THERE is already talk that the West Wing caretaker, President Kgalema Motlanthe, is considering returning to Luthuli House rather than face a sustained attempt to assassinate his characte

Recent newspaper reports about Motlanthe’s private life — he is estranged from his wife and, allegedly, is involved with two other women, one of whom is said to be just 24 years old and pregnant — no doubt benefit his political enemies.

Motlanthe was foolish to believe he could hold onto his privacy once he took the oath of office to become South Africa’s president.

Politics is not for the retiring, media-shy among us.
Look no further for proof of this than the contrasting fortunes of Jacob Zuma and Thabo Mbeki. Two men less alike are hard to find.
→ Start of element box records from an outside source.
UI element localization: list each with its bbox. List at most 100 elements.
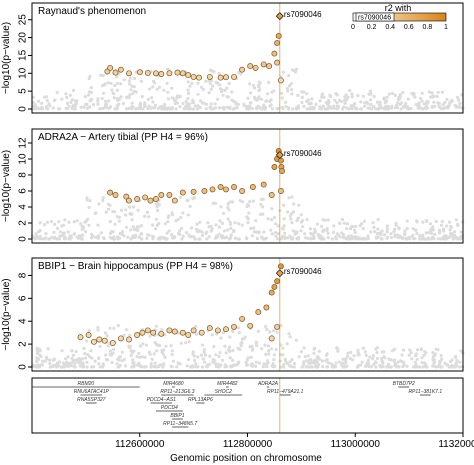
background-point — [261, 236, 265, 240]
snp-point — [85, 332, 92, 338]
background-point — [250, 362, 254, 366]
background-point — [65, 95, 69, 100]
background-point — [414, 228, 418, 232]
background-point — [445, 224, 449, 228]
background-point — [264, 365, 268, 369]
background-point — [297, 203, 301, 207]
background-point — [129, 106, 133, 110]
background-point — [66, 230, 70, 234]
background-point — [414, 352, 418, 356]
background-point — [449, 360, 453, 364]
background-point — [377, 232, 381, 236]
snp-point — [150, 329, 157, 336]
background-point — [175, 365, 179, 369]
background-point — [131, 225, 136, 229]
background-point — [106, 344, 110, 348]
background-point — [404, 237, 409, 241]
background-point — [55, 90, 59, 95]
background-point — [333, 364, 337, 368]
snp-point — [275, 32, 282, 39]
background-point — [221, 93, 225, 97]
background-point — [57, 360, 62, 364]
background-point — [374, 361, 378, 365]
background-point — [273, 364, 277, 369]
background-point — [386, 104, 390, 108]
background-point — [209, 102, 213, 106]
snp-point — [171, 197, 178, 204]
background-point — [173, 235, 177, 239]
background-point — [256, 104, 260, 108]
snp-point — [126, 197, 132, 204]
background-point — [351, 236, 355, 240]
background-point — [72, 232, 76, 236]
background-point — [163, 102, 167, 107]
background-point — [56, 107, 61, 111]
background-point — [229, 364, 233, 368]
snp-point — [247, 322, 254, 329]
background-point — [384, 105, 388, 109]
background-point — [307, 361, 311, 365]
background-point — [313, 361, 317, 365]
background-point — [380, 229, 384, 233]
background-point — [307, 101, 311, 105]
background-point — [458, 101, 462, 106]
background-point — [83, 230, 88, 234]
background-point — [448, 228, 452, 232]
background-point — [359, 100, 363, 104]
background-point — [60, 349, 64, 353]
legend-snp-box — [355, 12, 395, 22]
background-point — [459, 237, 463, 241]
background-point — [347, 234, 351, 238]
background-point — [38, 221, 42, 225]
background-point — [160, 348, 164, 352]
background-point — [302, 346, 306, 350]
background-point — [435, 94, 439, 99]
background-point — [245, 363, 249, 367]
background-point — [264, 324, 268, 328]
background-point — [85, 339, 89, 343]
background-point — [424, 231, 428, 235]
background-point — [170, 352, 174, 357]
background-point — [299, 349, 304, 354]
background-point — [361, 94, 365, 98]
background-point — [164, 344, 168, 348]
snp-point — [268, 289, 275, 296]
background-point — [375, 351, 379, 355]
background-point — [421, 235, 425, 239]
background-point — [345, 227, 349, 231]
background-point — [98, 107, 102, 111]
background-point — [70, 349, 74, 353]
background-point — [125, 95, 129, 99]
background-point — [115, 75, 119, 79]
background-point — [390, 106, 394, 110]
background-point — [269, 98, 273, 102]
background-point — [36, 363, 40, 367]
background-point — [99, 231, 103, 235]
background-point — [86, 217, 90, 221]
background-point — [235, 106, 239, 110]
background-point — [208, 68, 212, 72]
background-point — [419, 347, 423, 351]
background-point — [455, 358, 459, 362]
background-point — [185, 231, 189, 235]
background-point — [96, 102, 100, 106]
background-point — [308, 107, 312, 111]
background-point — [260, 347, 264, 351]
background-point — [431, 351, 435, 355]
background-point — [246, 202, 250, 207]
background-point — [410, 357, 414, 361]
background-point — [53, 235, 57, 239]
background-point — [309, 236, 313, 240]
background-point — [330, 237, 334, 241]
background-point — [89, 236, 94, 240]
background-point — [459, 349, 463, 353]
background-point — [432, 94, 436, 98]
gene-label: RNA5SP327 — [77, 397, 106, 403]
background-point — [420, 91, 424, 95]
background-point — [378, 100, 382, 104]
background-point — [72, 103, 77, 107]
snp-point — [190, 327, 197, 334]
background-point — [218, 219, 222, 223]
background-point — [130, 218, 134, 222]
snp-point — [217, 74, 224, 81]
One man was a deeply unpopular president, the other is a populist who is likely to become president.

One is an outgoing, singing, dancing, engaging, openly polygamous man who — despite acknowledging that he practised unsafe sex with an HIV-positive woman and faces corruption charges — still charms the pants off the electorate.

The other is a stiff, sombre individual who still favours the royal, third-person “we ” when speaking of himself. On the day he was fighting for his political life at Polokwane, Mbeki refused to look his audience in the eye.

Shortly after Polokwane the ANC retired Mbeki. Zuma is a man whose life, as they say, is an open book (or two).

Motlanthe, however, is a notoriously private individual. His attempt to hold onto his privacy —his spokesman told the nation we had no right to ask questions about the identity of the first lady — was naive.

But his personal life should not detract from the qualities he brings to the Union Buildings. Remember how sorely Bill Clinton was missed when George W Bush took office.